Synthetic DNA spike-ins (SDSIs) enable sample tracking and detection of inter-sample contamination in SARS-CoV-2 sequencing workflows.

Kim A Lagerborg
Erica Normandin
Matthew R Bauer
Gordon Adams
Katherine Figueroa
Christine Loreth
Adrianne Gladden-Young
Bennett M Shaw
Leah R Pearlman
Daniel Berenzy, The Jackson Laboratory
Hannah B Dewey, The Jackson Laboratory
Susan Kales, The Jackson Laboratory
Sabrina T Dobbins
Erica S Shenoy
David Hooper
Virginia M Pierce
Kimon C Zachary
Daniel J Park
Bronwyn L MacInnis
Ryan Tewhey, The Jackson Laboratory
Jacob E Lemieux
Pardis C Sabeti
Steven K Reilly
Katherine J Siddle


The global spread and continued evolution of SARS-CoV-2 has driven an unprecedented surge in viral genomic surveillance. Amplicon-based sequencing methods provide a sensitive, low-cost and rapid approach but suffer a high potential for contamination, which can undermine laboratory processes and results. This challenge will increase with the expanding global production of sequences across a variety of laboratories for epidemiological and clinical interpretation, as well as for genomic surveillance of emerging diseases in future outbreaks.

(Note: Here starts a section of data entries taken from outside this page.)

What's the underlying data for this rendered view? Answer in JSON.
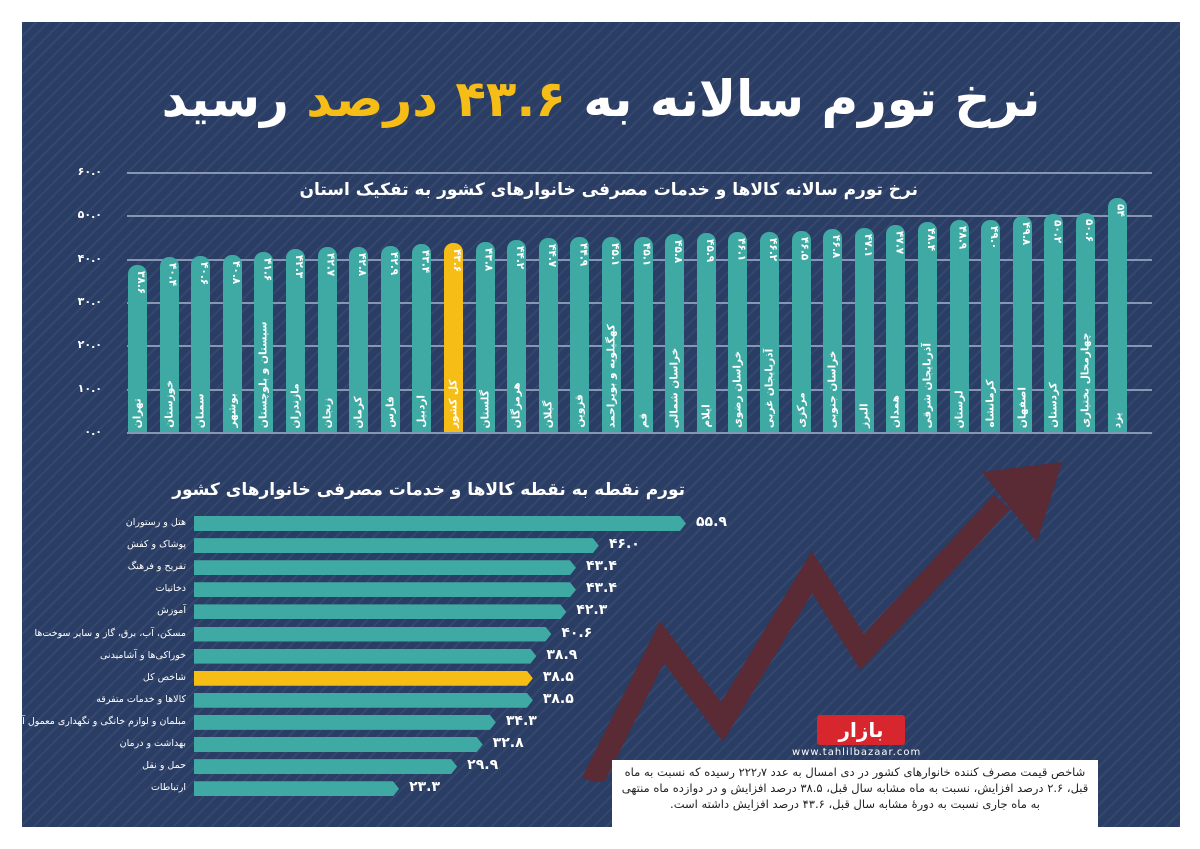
{
  "title": {
    "part1": "نرخ تورم سالانه به",
    "highlight": "۴۳.۶ درصد",
    "part2": "رسید"
  },
  "chart_data": [
    {
      "type": "bar",
      "title": "نرخ تورم سالانه کالاها و خدمات مصرفی خانوارهای کشور به تفکیک استان",
      "ylim": [
        0,
        60
      ],
      "yticks": [
        "۰.۰",
        "۱۰.۰",
        "۲۰.۰",
        "۳۰.۰",
        "۴۰.۰",
        "۵۰.۰",
        "۶۰.۰"
      ],
      "highlight": "کل کشور",
      "categories": [
        "تهران",
        "خوزستان",
        "سمنان",
        "بوشهر",
        "سیستان و بلوچستان",
        "مازندران",
        "زنجان",
        "کرمان",
        "فارس",
        "اردبیل",
        "کل کشور",
        "گلستان",
        "هرمزگان",
        "گیلان",
        "قزوین",
        "کهگیلویه و بویراحمد",
        "قم",
        "خراسان شمالی",
        "ایلام",
        "خراسان رضوی",
        "آذربایجان غربی",
        "مرکزی",
        "خراسان جنوبی",
        "البرز",
        "همدان",
        "آذربایجان شرقی",
        "لرستان",
        "کرمانشاه",
        "اصفهان",
        "کردستان",
        "چهارمحال بختیاری",
        "یزد"
      ],
      "values": [
        38.6,
        40.4,
        40.6,
        40.8,
        41.6,
        42.3,
        42.7,
        42.8,
        42.9,
        43.4,
        43.6,
        43.8,
        44.2,
        44.7,
        44.9,
        45.1,
        45.1,
        45.8,
        45.9,
        46.1,
        46.2,
        46.5,
        46.8,
        47.1,
        47.7,
        48.4,
        48.9,
        49.0,
        49.8,
        50.2,
        50.6,
        54
      ]
    },
    {
      "type": "bar",
      "orientation": "horizontal",
      "title": "تورم نقطه به نقطه کالاها و خدمات مصرفی خانوارهای کشور",
      "highlight": "شاخص کل",
      "categories": [
        "هتل و رستوران",
        "پوشاک و کفش",
        "تفریح و فرهنگ",
        "دخانیات",
        "آموزش",
        "مسکن، آب، برق، گاز و سایر سوخت‌ها",
        "خوراکی‌ها و آشامیدنی",
        "شاخص کل",
        "کالاها و خدمات متفرقه",
        "مبلمان و لوازم خانگی و نگهداری معمول آنها",
        "بهداشت و درمان",
        "حمل و نقل",
        "ارتباطات"
      ],
      "values": [
        55.9,
        46.0,
        43.4,
        43.4,
        42.3,
        40.6,
        38.9,
        38.5,
        38.5,
        34.3,
        32.8,
        29.9,
        23.3
      ]
    }
  ],
  "note": "شاخص قیمت مصرف کننده خانوارهای کشور در دی امسال به عدد ۲۲۲٫۷ رسیده که نسبت به ماه قبل، ۲.۶ درصد افزایش، نسبت به ماه مشابه سال قبل، ۳۸.۵ درصد افزایش و در دوازده ماه منتهی به ماه جاری نسبت به دورهٔ مشابه سال قبل، ۴۳.۶ درصد افزایش داشته است.",
  "logo": {
    "text": "بازار",
    "site": "www.tahlilbazaar.com"
  },
  "colors": {
    "bar": "#3fa9a4",
    "highlight": "#f7bd17",
    "background": "#2a3d64"
  }
}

We present SDSI + AmpSeq, an approach that uses 96 synthetic DNA spike-ins (SDSIs) to track samples and detect inter-sample contamination throughout the sequencing workflow. We apply SDSIs to the ARTIC Consortium's amplicon design, demonstrate their utility and efficiency in a real-time investigation of a suspected hospital cluster of SARS-CoV-2 cases and validate them across 6,676 diagnostic samples at multiple laboratories. We establish that SDSI + AmpSeq provides increased confidence in genomic data by detecting and correcting for relatively common, yet previously unobserved modes of error, including spillover and sample swaps, without impacting genome recovery.